I own an apartment within a block and have received a bill for service charges from the managing agent. The bill appears quite high, so I asked the managing agent some questions. 

One of the questions I asked was who is on the management committee. The managing agent is refusing to answer this question, saying that they are not at liberyt to give out that info. Am I entitled to that info? 

If I am, can you please tell me what entitles me to it, I'd like to back up my claim of entitlement to the managing agent.

Thanks!


----------



## shesells (15 Jul 2010)

If you are an owner you are a member of the management company and yes you are entitled to know who the other members are. You can get the list of directors from www.cro.ie for a small fee. The directors approve the budgets before the fee invoices are issued.


----------



## Yorrick (15 Jul 2010)

One advantage of the Multi Unit Development Bill currently going through the Dail is that a management fee cannot be set without the consent of 75% of the owners.
Full details of all expenditure for the coming year must be provided to owners.
Sinking fund contributions are also addressed.


----------



## shesells (15 Jul 2010)

How would that work? We get 10% attendance at AGMs if we're lucky. I also think the sinking fund plan is flawed, some of us are lucky enough to have healthy sinking funds already and the suggested minimum contribution will push our fees up massively.


----------



## Yorrick (16 Jul 2010)

The vote will be 75% of the attendance. People can nominate a proxy if they cannot attend. The Bill initially stipulated a minimum of €200 but that has an addition now allowing the meeting of owners to nominate the amount to be contributed to the sinking fund. It really is back to owners as shareholders being responsible and realising that a proper financial structure is in place.


----------



## purpeller (16 Jul 2010)

I could be wrong here, but I understood that this new bill is not retroactive and does not affect management companies already in existence?  Can anyone confirm?


----------



## lagrefy (16 Jul 2010)

Thanks everyone for your replies and helpful info.


----------



## ontour (16 Jul 2010)

You are entitled to know the members of the management company and the directors.  It would be normal practice to communicate / elect any members of other committees that are not directors.  

I would speculate that the agent is trying to be the point of communication between yourself and the committees.  One of the deterrents to members joining committees is that the owner becomes the target for the grievances of other members of the management company.  Who wants to get hassled in their home for doing a job that is voluntary?

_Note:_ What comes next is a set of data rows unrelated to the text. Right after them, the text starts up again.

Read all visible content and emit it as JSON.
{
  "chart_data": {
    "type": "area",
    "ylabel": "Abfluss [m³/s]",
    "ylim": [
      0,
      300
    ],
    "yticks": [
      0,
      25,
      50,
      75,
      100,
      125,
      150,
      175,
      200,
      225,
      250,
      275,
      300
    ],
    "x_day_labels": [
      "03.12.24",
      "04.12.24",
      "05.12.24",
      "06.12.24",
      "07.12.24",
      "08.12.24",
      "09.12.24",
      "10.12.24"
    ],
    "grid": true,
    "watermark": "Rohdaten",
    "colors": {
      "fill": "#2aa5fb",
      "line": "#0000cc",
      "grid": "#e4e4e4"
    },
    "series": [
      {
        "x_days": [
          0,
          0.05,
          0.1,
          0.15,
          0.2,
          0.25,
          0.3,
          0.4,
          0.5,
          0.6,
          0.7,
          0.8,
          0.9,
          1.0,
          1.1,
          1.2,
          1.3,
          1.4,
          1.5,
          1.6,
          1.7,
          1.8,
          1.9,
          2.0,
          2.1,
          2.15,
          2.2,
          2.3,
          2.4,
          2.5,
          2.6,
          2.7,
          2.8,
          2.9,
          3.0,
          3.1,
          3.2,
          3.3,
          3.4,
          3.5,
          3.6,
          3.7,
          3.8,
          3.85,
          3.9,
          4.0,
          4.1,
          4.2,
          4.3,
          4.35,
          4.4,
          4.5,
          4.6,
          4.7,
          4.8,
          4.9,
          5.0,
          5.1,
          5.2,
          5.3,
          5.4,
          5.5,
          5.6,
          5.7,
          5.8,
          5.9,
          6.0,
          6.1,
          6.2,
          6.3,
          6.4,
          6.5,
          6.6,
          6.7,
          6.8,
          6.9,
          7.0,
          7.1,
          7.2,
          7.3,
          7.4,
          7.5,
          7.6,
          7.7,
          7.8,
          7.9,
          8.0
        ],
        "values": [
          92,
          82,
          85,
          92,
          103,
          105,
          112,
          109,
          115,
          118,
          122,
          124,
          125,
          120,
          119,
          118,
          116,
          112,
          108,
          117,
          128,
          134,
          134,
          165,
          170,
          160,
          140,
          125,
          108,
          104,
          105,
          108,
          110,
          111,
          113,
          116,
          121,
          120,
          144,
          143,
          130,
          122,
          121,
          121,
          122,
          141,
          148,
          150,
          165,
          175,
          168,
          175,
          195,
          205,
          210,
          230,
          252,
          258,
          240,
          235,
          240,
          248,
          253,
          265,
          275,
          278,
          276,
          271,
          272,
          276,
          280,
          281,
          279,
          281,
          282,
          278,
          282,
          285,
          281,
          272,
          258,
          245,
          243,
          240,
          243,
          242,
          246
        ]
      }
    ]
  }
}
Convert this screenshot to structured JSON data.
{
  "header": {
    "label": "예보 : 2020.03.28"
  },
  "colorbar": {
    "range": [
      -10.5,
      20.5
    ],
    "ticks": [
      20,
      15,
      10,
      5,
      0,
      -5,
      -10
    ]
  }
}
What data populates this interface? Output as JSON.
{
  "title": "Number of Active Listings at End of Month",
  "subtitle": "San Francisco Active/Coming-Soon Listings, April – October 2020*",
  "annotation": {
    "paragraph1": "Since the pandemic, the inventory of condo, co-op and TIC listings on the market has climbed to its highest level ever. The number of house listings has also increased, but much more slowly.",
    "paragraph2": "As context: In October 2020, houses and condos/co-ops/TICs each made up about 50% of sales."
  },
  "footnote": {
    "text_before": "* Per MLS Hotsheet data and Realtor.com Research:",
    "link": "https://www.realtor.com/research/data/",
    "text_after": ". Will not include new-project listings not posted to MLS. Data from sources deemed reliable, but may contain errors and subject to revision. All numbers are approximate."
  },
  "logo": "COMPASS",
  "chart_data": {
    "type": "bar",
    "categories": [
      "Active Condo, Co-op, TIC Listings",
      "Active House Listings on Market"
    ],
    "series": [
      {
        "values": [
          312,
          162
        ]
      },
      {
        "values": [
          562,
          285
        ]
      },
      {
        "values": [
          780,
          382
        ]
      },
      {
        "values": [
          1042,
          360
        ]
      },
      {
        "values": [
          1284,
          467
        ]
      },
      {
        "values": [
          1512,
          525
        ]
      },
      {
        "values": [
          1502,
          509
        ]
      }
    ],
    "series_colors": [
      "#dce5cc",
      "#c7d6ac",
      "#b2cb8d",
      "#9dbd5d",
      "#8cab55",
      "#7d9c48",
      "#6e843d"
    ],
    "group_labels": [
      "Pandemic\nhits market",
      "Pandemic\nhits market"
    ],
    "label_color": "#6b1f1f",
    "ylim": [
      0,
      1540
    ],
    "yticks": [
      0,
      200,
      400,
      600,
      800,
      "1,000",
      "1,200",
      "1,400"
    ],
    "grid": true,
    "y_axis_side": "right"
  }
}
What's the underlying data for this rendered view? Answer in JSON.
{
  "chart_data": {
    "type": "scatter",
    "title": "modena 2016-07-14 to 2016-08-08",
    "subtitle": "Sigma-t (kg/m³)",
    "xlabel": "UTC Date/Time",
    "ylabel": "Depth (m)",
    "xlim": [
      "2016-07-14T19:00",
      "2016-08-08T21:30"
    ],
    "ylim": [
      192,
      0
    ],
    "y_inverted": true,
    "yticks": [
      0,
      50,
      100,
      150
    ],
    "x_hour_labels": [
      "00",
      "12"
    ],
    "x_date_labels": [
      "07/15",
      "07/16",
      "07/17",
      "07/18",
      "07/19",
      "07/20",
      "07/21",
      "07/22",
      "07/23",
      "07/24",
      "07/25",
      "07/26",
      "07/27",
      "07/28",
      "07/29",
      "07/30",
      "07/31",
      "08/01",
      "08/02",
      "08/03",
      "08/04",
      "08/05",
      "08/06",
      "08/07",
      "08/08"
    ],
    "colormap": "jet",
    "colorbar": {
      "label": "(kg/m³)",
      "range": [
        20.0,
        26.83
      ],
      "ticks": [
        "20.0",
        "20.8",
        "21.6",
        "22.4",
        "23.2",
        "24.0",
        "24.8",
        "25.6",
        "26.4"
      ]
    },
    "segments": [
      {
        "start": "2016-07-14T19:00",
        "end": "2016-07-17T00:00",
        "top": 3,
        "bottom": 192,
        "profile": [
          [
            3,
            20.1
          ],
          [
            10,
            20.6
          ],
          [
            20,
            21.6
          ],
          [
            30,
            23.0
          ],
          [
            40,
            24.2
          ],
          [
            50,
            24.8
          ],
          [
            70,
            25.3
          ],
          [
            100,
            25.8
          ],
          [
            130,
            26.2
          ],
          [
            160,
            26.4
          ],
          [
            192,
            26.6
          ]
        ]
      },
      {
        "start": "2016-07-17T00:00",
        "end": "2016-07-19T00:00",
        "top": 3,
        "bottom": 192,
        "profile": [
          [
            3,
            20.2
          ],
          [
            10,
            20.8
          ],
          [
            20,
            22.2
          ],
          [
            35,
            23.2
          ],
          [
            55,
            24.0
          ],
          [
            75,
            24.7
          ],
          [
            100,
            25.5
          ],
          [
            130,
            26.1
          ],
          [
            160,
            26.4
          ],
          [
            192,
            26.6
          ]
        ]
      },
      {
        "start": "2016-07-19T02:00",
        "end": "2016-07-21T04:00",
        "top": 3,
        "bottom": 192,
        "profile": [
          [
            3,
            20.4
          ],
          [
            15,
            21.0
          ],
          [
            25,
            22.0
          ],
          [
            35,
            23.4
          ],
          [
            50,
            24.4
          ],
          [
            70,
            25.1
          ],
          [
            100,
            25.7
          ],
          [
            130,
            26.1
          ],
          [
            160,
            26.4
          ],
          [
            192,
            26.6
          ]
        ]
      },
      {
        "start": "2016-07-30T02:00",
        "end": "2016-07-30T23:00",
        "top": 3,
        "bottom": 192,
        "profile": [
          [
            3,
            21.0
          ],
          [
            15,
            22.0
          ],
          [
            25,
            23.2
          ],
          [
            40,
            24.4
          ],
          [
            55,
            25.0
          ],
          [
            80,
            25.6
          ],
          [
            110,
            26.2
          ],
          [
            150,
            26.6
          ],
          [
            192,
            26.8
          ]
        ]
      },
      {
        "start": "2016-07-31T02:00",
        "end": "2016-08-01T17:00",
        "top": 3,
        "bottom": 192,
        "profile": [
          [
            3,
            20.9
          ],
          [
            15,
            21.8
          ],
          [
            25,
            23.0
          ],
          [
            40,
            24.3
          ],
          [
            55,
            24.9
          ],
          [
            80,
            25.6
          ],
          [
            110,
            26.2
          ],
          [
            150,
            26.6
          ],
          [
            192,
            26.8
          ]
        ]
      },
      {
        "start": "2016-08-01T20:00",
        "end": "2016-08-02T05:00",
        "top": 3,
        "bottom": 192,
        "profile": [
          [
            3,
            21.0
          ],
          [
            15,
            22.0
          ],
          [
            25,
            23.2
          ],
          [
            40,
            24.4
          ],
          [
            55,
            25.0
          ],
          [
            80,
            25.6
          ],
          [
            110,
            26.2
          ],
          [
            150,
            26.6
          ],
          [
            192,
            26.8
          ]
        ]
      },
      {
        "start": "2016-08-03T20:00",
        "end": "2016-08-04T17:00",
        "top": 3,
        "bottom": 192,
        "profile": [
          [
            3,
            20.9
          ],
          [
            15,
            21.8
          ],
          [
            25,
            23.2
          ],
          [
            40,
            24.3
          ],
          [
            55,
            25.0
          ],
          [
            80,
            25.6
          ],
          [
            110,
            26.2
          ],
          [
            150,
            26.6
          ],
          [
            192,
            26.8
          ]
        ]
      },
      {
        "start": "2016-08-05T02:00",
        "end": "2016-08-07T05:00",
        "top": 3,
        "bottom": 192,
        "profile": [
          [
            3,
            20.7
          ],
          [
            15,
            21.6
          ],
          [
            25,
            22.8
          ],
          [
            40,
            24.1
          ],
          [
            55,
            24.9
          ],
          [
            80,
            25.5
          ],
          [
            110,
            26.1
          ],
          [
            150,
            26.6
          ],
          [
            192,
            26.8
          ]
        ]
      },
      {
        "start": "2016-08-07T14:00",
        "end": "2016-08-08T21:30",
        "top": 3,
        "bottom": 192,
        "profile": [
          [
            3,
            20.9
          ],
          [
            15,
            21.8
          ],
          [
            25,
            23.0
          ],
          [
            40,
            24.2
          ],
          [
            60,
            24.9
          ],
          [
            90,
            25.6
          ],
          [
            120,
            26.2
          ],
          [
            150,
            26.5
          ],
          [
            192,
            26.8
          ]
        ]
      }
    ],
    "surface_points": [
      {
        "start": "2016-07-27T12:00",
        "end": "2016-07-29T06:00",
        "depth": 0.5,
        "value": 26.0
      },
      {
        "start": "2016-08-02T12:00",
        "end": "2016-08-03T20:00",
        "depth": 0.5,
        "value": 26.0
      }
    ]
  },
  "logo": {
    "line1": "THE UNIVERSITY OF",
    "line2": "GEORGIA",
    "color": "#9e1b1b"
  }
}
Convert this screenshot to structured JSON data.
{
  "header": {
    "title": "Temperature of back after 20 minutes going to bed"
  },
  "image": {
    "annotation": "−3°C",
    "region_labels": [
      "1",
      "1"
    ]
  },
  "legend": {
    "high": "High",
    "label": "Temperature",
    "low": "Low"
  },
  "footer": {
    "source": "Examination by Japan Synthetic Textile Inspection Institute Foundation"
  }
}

The budget should have been distributed before the AGM to afford you the opportunity to review it and raise any questions at the AGM.  If this did not occur you should write to the management company expressing your dissatisfaction and clarifying that you require the questions that you raise before paying the charges.  This should help cover you against the potential of the management company applying penalties or charges for late payment.


----------